Hader directed the final eight Barry episodes and 18 of the 32 overall. “This is some crazy personal vision,” Robert Wisdom, who played Jim Moss, told me in April. “So it’s like working with Francis Coppola in [Apocalypse Now]. You are walking into this jungle, and only one person can get you out. And that’s Bill. So you turned yourself over to him.”

That run didn’t just include great comedy. He shot some of the best action sequences—in TV or movies—of the past 10 years, including the Grand Theft Auto–like motorcycle chase in Season 3’s “710N” and Barry’s battle with a martial arts champion and his feral child in Season 2’s “ronny/lily.” One of the highlights of the series finale is a brutal split-second shoot-out in NoHo Hank’s headquarters that leads to a pile of bodies. As funny as those episodes could be, Hader made sure that the violence in them was properly brutal. The tone he set made Barry unique.

“This show walks the line between violence and comedy, and they’re not mixed,” Stephen Root, who played Fuches, said in April. “And that’s the first thing Bill said to us when we were doing the show. He said, ‘The violence is the violence and the comedy is the comedy. And never the twain shall meet.’ And I think that’s the strength of the show. When you’re watching the violent part of the show, it’s real. And everything else comes from character development and a good script. And if comedy comes out of that, that’s OK, but you never mix the two.”

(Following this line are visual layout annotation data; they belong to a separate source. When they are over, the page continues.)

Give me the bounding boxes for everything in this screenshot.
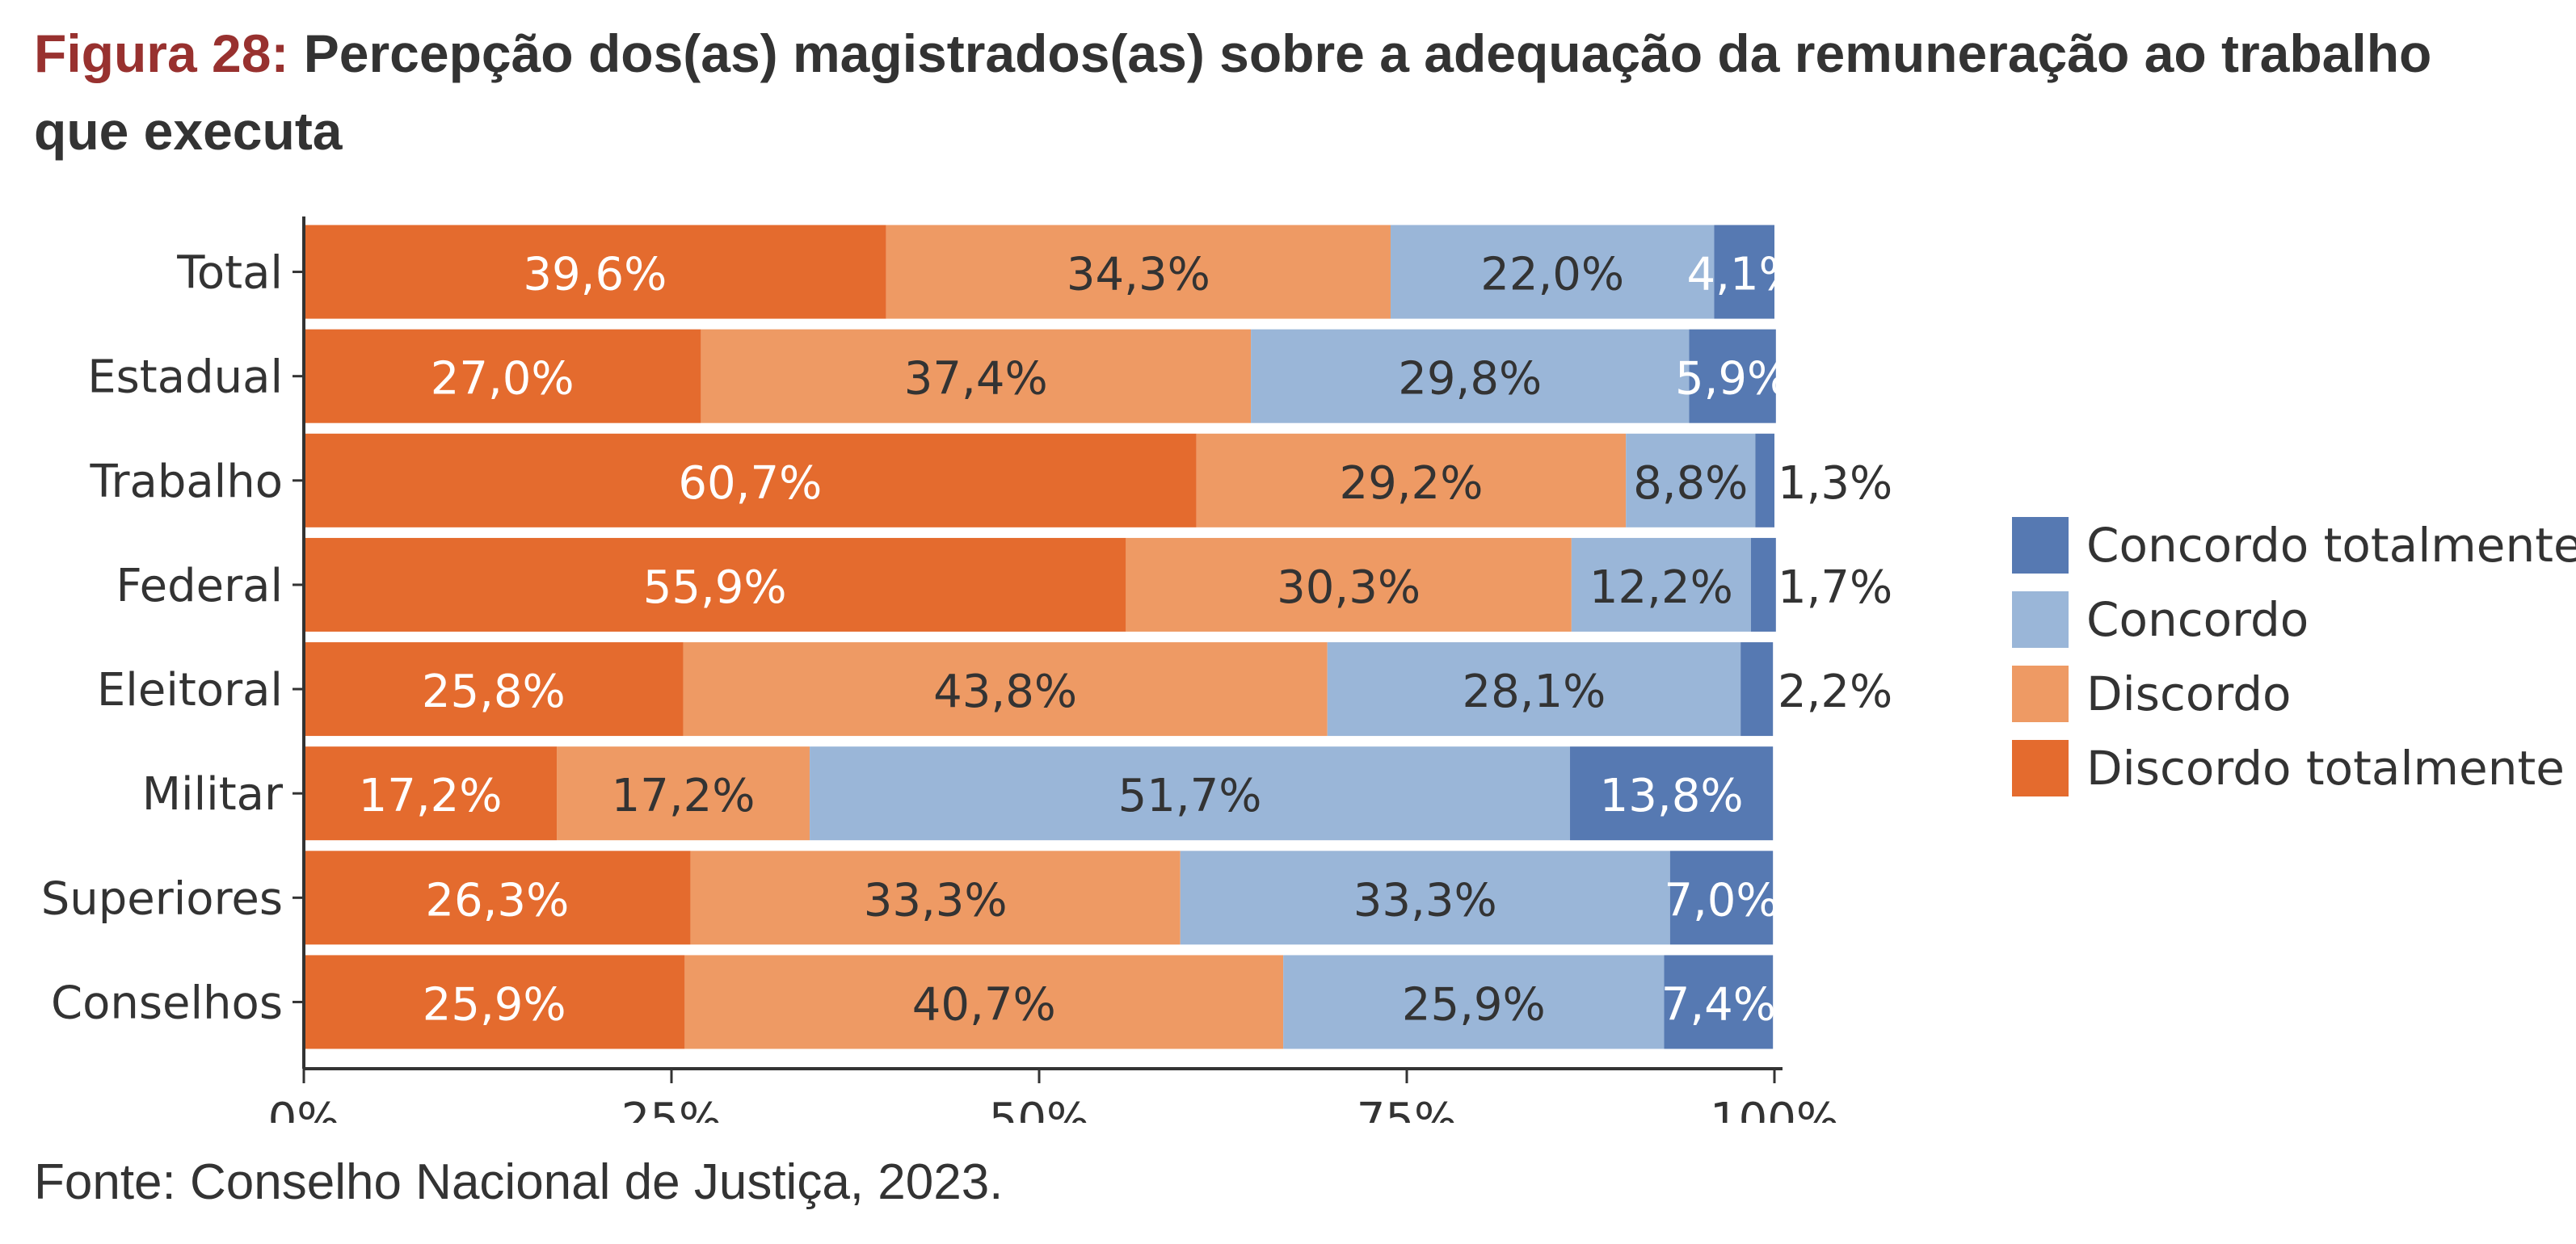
bar-eleitoral-series-0 — [304, 642, 684, 737]
legend-label-concordo-totalmente: Concordo totalmente — [2086, 518, 2576, 573]
bar-trabalho-series-0 — [304, 433, 1197, 527]
data-label-estadual-series-3: 5,9% — [1675, 353, 1790, 406]
data-label-conselhos-series-2: 25,9% — [1402, 978, 1546, 1031]
data-label-total-series-1: 34,3% — [1067, 249, 1210, 301]
data-label-superiores-series-0: 26,3% — [425, 874, 569, 927]
data-label-estadual-series-0: 27,0% — [431, 353, 575, 406]
bar-estadual-series-3 — [1689, 329, 1776, 423]
data-label-trabalho-series-2: 8,8% — [1633, 457, 1748, 510]
x-tick-label-50: 50% — [989, 1094, 1089, 1123]
bar-federal-series-1 — [1126, 537, 1572, 632]
y-tick-label-eleitoral: Eleitoral — [97, 664, 283, 717]
bar-total-series-1 — [886, 225, 1391, 319]
y-tick-label-militar: Militar — [142, 768, 284, 821]
bar-federal-series-0 — [304, 537, 1126, 632]
data-label-estadual-series-2: 29,8% — [1398, 353, 1542, 406]
data-label-eleitoral-series-0: 25,8% — [422, 666, 566, 718]
data-label-conselhos-series-1: 40,7% — [912, 978, 1056, 1031]
y-tick-label-superiores: Superiores — [41, 872, 283, 925]
legend-swatch-concordo — [2012, 591, 2069, 648]
data-label-superiores-series-3: 7,0% — [1664, 874, 1778, 927]
x-tick-label-25: 25% — [621, 1094, 722, 1123]
bar-militar-series-3 — [1570, 746, 1774, 841]
bar-estadual-series-1 — [701, 329, 1252, 423]
legend-swatch-concordo-totalmente — [2012, 517, 2069, 574]
y-tick-label-conselhos: Conselhos — [51, 977, 283, 1029]
legend-swatch-discordo — [2012, 666, 2069, 722]
bar-superiores-series-2 — [1180, 851, 1670, 945]
legend-label-discordo-totalmente: Discordo totalmente — [2086, 741, 2565, 796]
data-label-federal-series-1: 30,3% — [1277, 561, 1421, 614]
bar-federal-series-3 — [1750, 537, 1776, 632]
bar-trabalho-series-2 — [1626, 433, 1756, 527]
legend-label-concordo: Concordo — [2086, 592, 2309, 647]
bar-total-series-3 — [1714, 225, 1774, 319]
y-tick-label-federal: Federal — [116, 560, 284, 612]
bar-superiores-series-0 — [304, 851, 691, 945]
x-tick-label-0: 0% — [268, 1094, 340, 1123]
y-tick-label-estadual: Estadual — [87, 351, 283, 404]
x-tick-label-100: 100% — [1710, 1094, 1839, 1123]
bar-militar-series-1 — [557, 746, 810, 841]
x-tick-label-75: 75% — [1357, 1094, 1457, 1123]
data-label-conselhos-series-3: 7,4% — [1661, 978, 1776, 1031]
bar-total-series-2 — [1390, 225, 1715, 319]
legend-swatch-discordo-totalmente — [2012, 740, 2069, 796]
bar-trabalho-series-3 — [1755, 433, 1774, 527]
chart-area: 39,6% 34,3% 22,0% 4,1% Total 27,0% 37,4% 29,8% 5… — [0, 194, 2576, 1146]
data-label-total-series-2: 22,0% — [1480, 249, 1624, 301]
figure-label: Figura 28: — [34, 23, 289, 83]
bar-militar-series-0 — [304, 746, 558, 841]
data-label-federal-series-3: 1,7% — [1778, 561, 1892, 614]
data-label-eleitoral-series-2: 28,1% — [1462, 666, 1606, 718]
bar-trabalho-series-1 — [1196, 433, 1627, 527]
data-label-superiores-series-1: 33,3% — [864, 874, 1008, 927]
data-label-superiores-series-2: 33,3% — [1353, 874, 1497, 927]
data-label-conselhos-series-0: 25,9% — [423, 978, 566, 1031]
data-label-federal-series-2: 12,2% — [1589, 561, 1733, 614]
bar-conselhos-series-1 — [684, 955, 1284, 1049]
stacked-bar-chart: 39,6% 34,3% 22,0% 4,1% Total 27,0% 37,4% 29,8% 5… — [41, 216, 2576, 1146]
data-label-trabalho-series-0: 60,7% — [678, 457, 822, 510]
data-label-eleitoral-series-1: 43,8% — [933, 666, 1077, 718]
source-note: Fonte: Conselho Nacional de Justiça, 202… — [34, 1154, 1004, 1210]
data-label-total-series-0: 39,6% — [523, 249, 667, 301]
y-tick-label-total: Total — [176, 247, 283, 300]
bar-superiores-series-1 — [690, 851, 1181, 945]
data-label-militar-series-2: 51,7% — [1118, 770, 1262, 822]
bar-federal-series-2 — [1571, 537, 1751, 632]
bar-total-series-0 — [304, 225, 886, 319]
legend-label-discordo: Discordo — [2086, 666, 2292, 721]
data-label-eleitoral-series-3: 2,2% — [1778, 666, 1892, 718]
data-label-militar-series-1: 17,2% — [612, 770, 756, 822]
bar-eleitoral-series-1 — [683, 642, 1328, 737]
bar-eleitoral-series-3 — [1740, 642, 1774, 737]
data-label-total-series-3: 4,1% — [1687, 249, 1802, 301]
data-label-trabalho-series-1: 29,2% — [1340, 457, 1484, 510]
data-label-militar-series-3: 13,8% — [1600, 770, 1744, 822]
data-label-federal-series-0: 55,9% — [643, 561, 787, 614]
bar-estadual-series-2 — [1251, 329, 1690, 423]
bar-militar-series-2 — [810, 746, 1571, 841]
bar-eleitoral-series-2 — [1327, 642, 1741, 737]
data-label-militar-series-0: 17,2% — [359, 770, 503, 822]
bar-conselhos-series-2 — [1283, 955, 1665, 1049]
figure-title: Percepção dos(as) magistrados(as) sobre … — [34, 23, 2432, 161]
bar-conselhos-series-0 — [304, 955, 685, 1049]
y-tick-label-trabalho: Trabalho — [90, 456, 284, 508]
bar-conselhos-series-3 — [1664, 955, 1774, 1049]
data-label-trabalho-series-3: 1,3% — [1778, 457, 1892, 510]
bar-estadual-series-0 — [304, 329, 701, 423]
bar-superiores-series-3 — [1669, 851, 1774, 945]
data-label-estadual-series-1: 37,4% — [904, 353, 1048, 406]
chart-title: Figura 28: Percepção dos(as) magistrados… — [34, 15, 2539, 170]
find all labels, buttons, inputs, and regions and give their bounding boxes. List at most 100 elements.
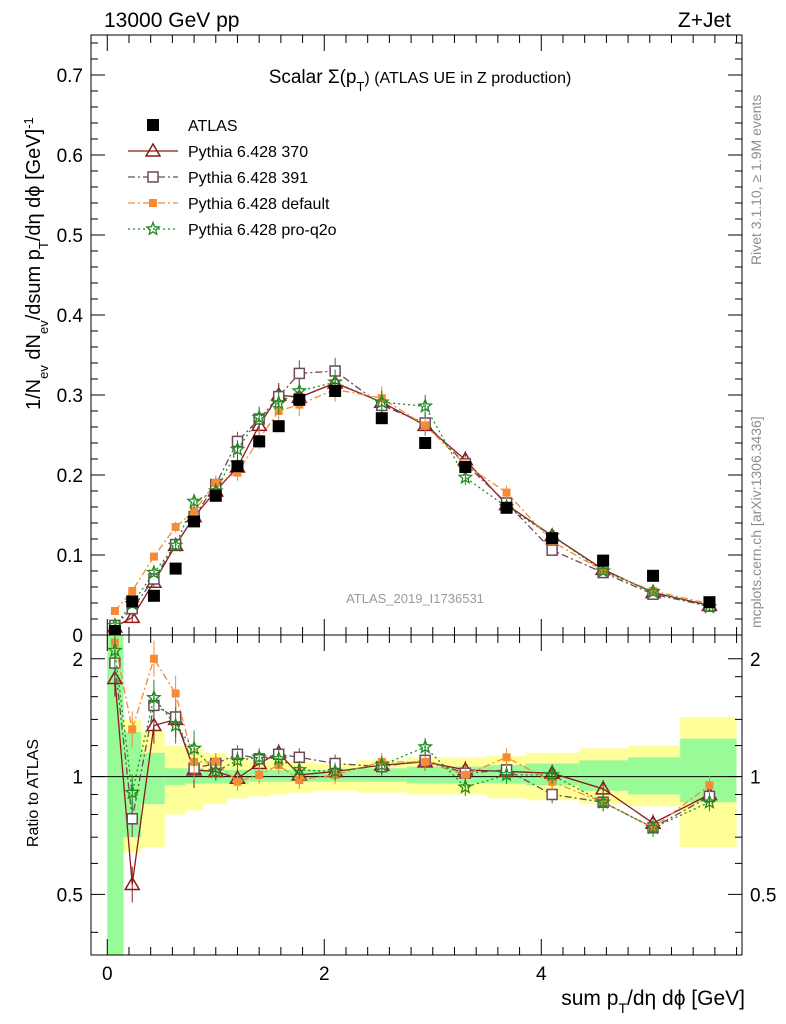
data-point	[293, 367, 306, 380]
x-axis-label: sum pT/dη dϕ [GeV]	[561, 987, 745, 1016]
ratio-data-point	[705, 781, 714, 790]
uncertainty-band-inner	[270, 769, 289, 782]
ratio-data-point	[106, 642, 123, 658]
series-line	[114, 370, 710, 626]
ratio-data-point	[544, 766, 561, 782]
mcplots-label: mcplots.cern.ch [arXiv:1306.3436]	[748, 416, 764, 628]
data-point	[233, 468, 242, 477]
analysis-watermark: ATLAS_2019_I1736531	[346, 591, 484, 606]
ratio-data-point	[123, 875, 141, 891]
ratio-data-point	[255, 770, 264, 779]
data-point	[171, 523, 180, 531]
data-point	[546, 532, 559, 545]
ratio-data-point	[595, 793, 611, 809]
ratio-data-point	[186, 740, 203, 756]
data-point	[703, 596, 716, 609]
data-point	[595, 562, 611, 578]
ratio-data-point	[295, 775, 304, 784]
ratio-data-point	[126, 813, 138, 825]
data-point	[419, 437, 432, 449]
data-point	[190, 507, 199, 515]
data-point	[188, 515, 201, 528]
y-tick-label: 0.3	[57, 386, 83, 407]
y-tick-label: 0.5	[57, 226, 83, 247]
data-point	[500, 501, 513, 514]
legend: ATLAS Pythia 6.428 370 Pythia 6.428 391 Pyt…	[128, 118, 337, 239]
legend-marker	[147, 119, 159, 131]
data-point	[421, 421, 430, 430]
legend-marker	[149, 199, 157, 207]
data-point	[145, 564, 162, 580]
data-point	[126, 595, 139, 608]
data-point	[459, 461, 472, 473]
uncertainty-band-inner	[288, 769, 314, 782]
ratio-data-point	[211, 757, 220, 766]
uncertainty-band-inner	[140, 752, 165, 805]
ratio-data-point	[145, 717, 163, 732]
data-point	[457, 469, 474, 485]
data-point	[110, 607, 119, 615]
legend-marker	[144, 142, 162, 157]
y-tick-label: 0.4	[57, 306, 84, 327]
uncertainty-band-inner	[107, 635, 124, 955]
data-point	[123, 608, 141, 624]
ratio-data-point	[645, 819, 661, 835]
data-point	[149, 552, 158, 561]
ratio-data-point	[251, 749, 268, 765]
x-tick-label: 2	[319, 964, 330, 985]
legend-marker	[145, 220, 161, 236]
ratio-data-point	[128, 725, 137, 734]
x-tick-label: 0	[102, 964, 113, 985]
ratio-y-axis-label: Ratio to ATLAS	[25, 739, 42, 847]
uncertainty-band-inner	[526, 763, 580, 786]
y-axis-label: 1/Nev dNev/dsum pT/dη dϕ [GeV]-1	[21, 117, 51, 410]
ratio-data-point	[498, 766, 515, 782]
ratio-data-point	[207, 763, 224, 779]
legend-label: Pythia 6.428 370	[188, 144, 308, 161]
ratio-data-point	[291, 761, 308, 777]
process-label: Z+Jet	[678, 9, 731, 32]
ratio-y-tick-label: 0.5	[57, 885, 83, 906]
data-point	[147, 589, 160, 602]
y-tick-label: 0.7	[57, 66, 83, 87]
ratio-y-tick-label: 2	[72, 650, 83, 671]
data-point	[546, 544, 558, 556]
ratio-data-point	[229, 752, 246, 768]
legend-label: Pythia 6.428 pro-q2o	[188, 222, 337, 239]
rivet-version-label: Rivet 3.1.10, ≥ 1.9M events	[748, 95, 764, 265]
data-point	[373, 393, 390, 409]
ratio-y-tick-label: 1	[72, 768, 83, 789]
y-tick-label: 0.1	[57, 546, 83, 567]
data-point	[329, 385, 342, 397]
ratio-data-point	[171, 689, 180, 698]
uncertainty-band-inner	[406, 766, 444, 784]
legend-marker	[147, 171, 159, 183]
data-point	[167, 537, 184, 553]
ratio-panel-frame	[90, 634, 743, 956]
ratio-data-point	[461, 770, 470, 779]
ratio-data-point	[546, 788, 558, 801]
ratio-data-point	[233, 777, 242, 786]
ratio-y-tick-label-right: 0.5	[750, 885, 776, 906]
main-panel: 0 0.1 0.2 0.3 0.4 0.5 0.6 0.7	[57, 34, 743, 647]
y-tick-label: 0.6	[57, 146, 83, 167]
ratio-y-tick-label-right: 2	[750, 650, 761, 671]
uncertainty-band-inner	[579, 760, 629, 791]
data-point	[108, 625, 121, 637]
data-point	[270, 394, 287, 410]
y-tick-label: 0.2	[57, 466, 83, 487]
x-tick-label: 4	[536, 964, 547, 985]
collision-label: 13000 GeV pp	[104, 9, 239, 32]
ratio-data-point	[502, 753, 511, 762]
data-point	[417, 397, 434, 413]
ratio-data-point	[124, 784, 141, 800]
ratio-data-point	[701, 793, 718, 809]
data-point	[128, 587, 137, 595]
legend-label: Pythia 6.428 391	[188, 170, 308, 187]
uncertainty-band-inner	[628, 757, 681, 795]
data-point	[597, 554, 610, 567]
data-point	[169, 562, 182, 575]
ratio-data-point	[270, 750, 287, 766]
ratio-data-point	[457, 778, 474, 794]
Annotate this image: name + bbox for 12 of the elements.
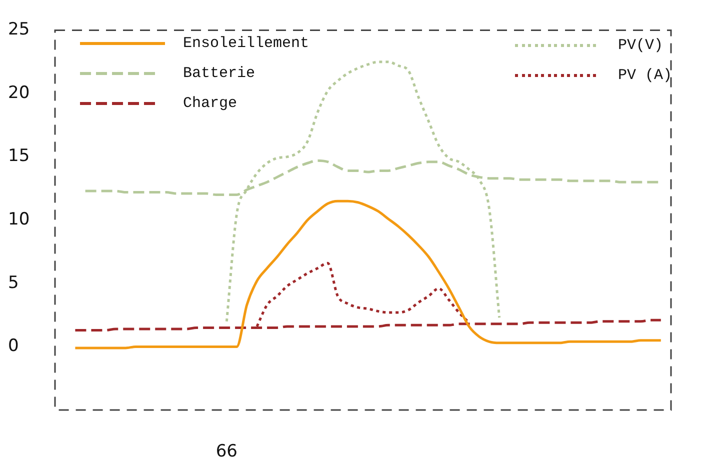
y-tick-label: 20 — [8, 82, 30, 103]
legend-label: PV(V) — [618, 36, 664, 54]
x-tick-label: 66 — [216, 442, 238, 462]
y-tick-label: 0 — [8, 336, 19, 356]
legend-label: PV (A) — [618, 66, 672, 84]
y-tick-label: 5 — [8, 272, 19, 293]
y-tick-label: 25 — [8, 20, 30, 40]
legend-label: Charge — [183, 94, 238, 112]
legend-label: Ensoleillement — [183, 34, 310, 52]
y-tick-label: 10 — [8, 210, 30, 230]
y-tick-label: 15 — [8, 146, 30, 166]
legend-label: Batterie — [183, 64, 256, 82]
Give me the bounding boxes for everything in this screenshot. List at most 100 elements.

By the time Barry reached the finish line, almost all the comedy had been stripped away. (I did, however, laugh a lot this season when a vengeful Barry showed off his L.A. bona fides by flying into Burbank, the area’s most peaceful airport.) For fans of the series, it was painful realizing that no one, except maybe Barry’s son, would get a happy ending. But the truth hurts.

In the finale, Fuches and his henchmen kill Hank, who dies in the bronze arms of his dead lover Cristobal’s statue. Fuches, who’s just admitted to Hank that he has no heart, does one good deed before escaping to parts unknown: He lets Barry’s son go. Sally goes back to the Midwest and directs high school plays while living with the fact that she voluntarily went on the lam with a professional killer and got away with it. Cousineau lands in prison after his stubborn need for attention causes him to become a murder suspect—then an actual murderer. And Barry finally dies, not at the hands of a gangster or a sniper or a cop, but killed by his former acting teacher, Gene, who shoots him twice. Felled by Rip Torn’s gun. What a way to go out.

Barry never even gets a Scarface moment. “As you get older you’re like, ‘Oh wait, that’s not real,’” Hader said in 2019. “Because reality’s a big bummer.” Before a bullet pierces his forehead, Barry’s last words are “Oh, wow.” It’s a perfectly anticlimactic death for a man who doesn’t deserve to go out in a blaze of glory.

But after all the pain and suffering Barry’s inflicted, several unlikely twists of fate result in the media portraying him as a brave martyr. That, and not his real tale, is what Hollywood chooses to tell. Uplift sells. Nuance doesn’t. And so Hader ends his series realistically: with a fake biopic about a soldier who dies trying to save his family.

This is the version of his story that Barry would prefer. We should be glad he’s not alive to enjoy it.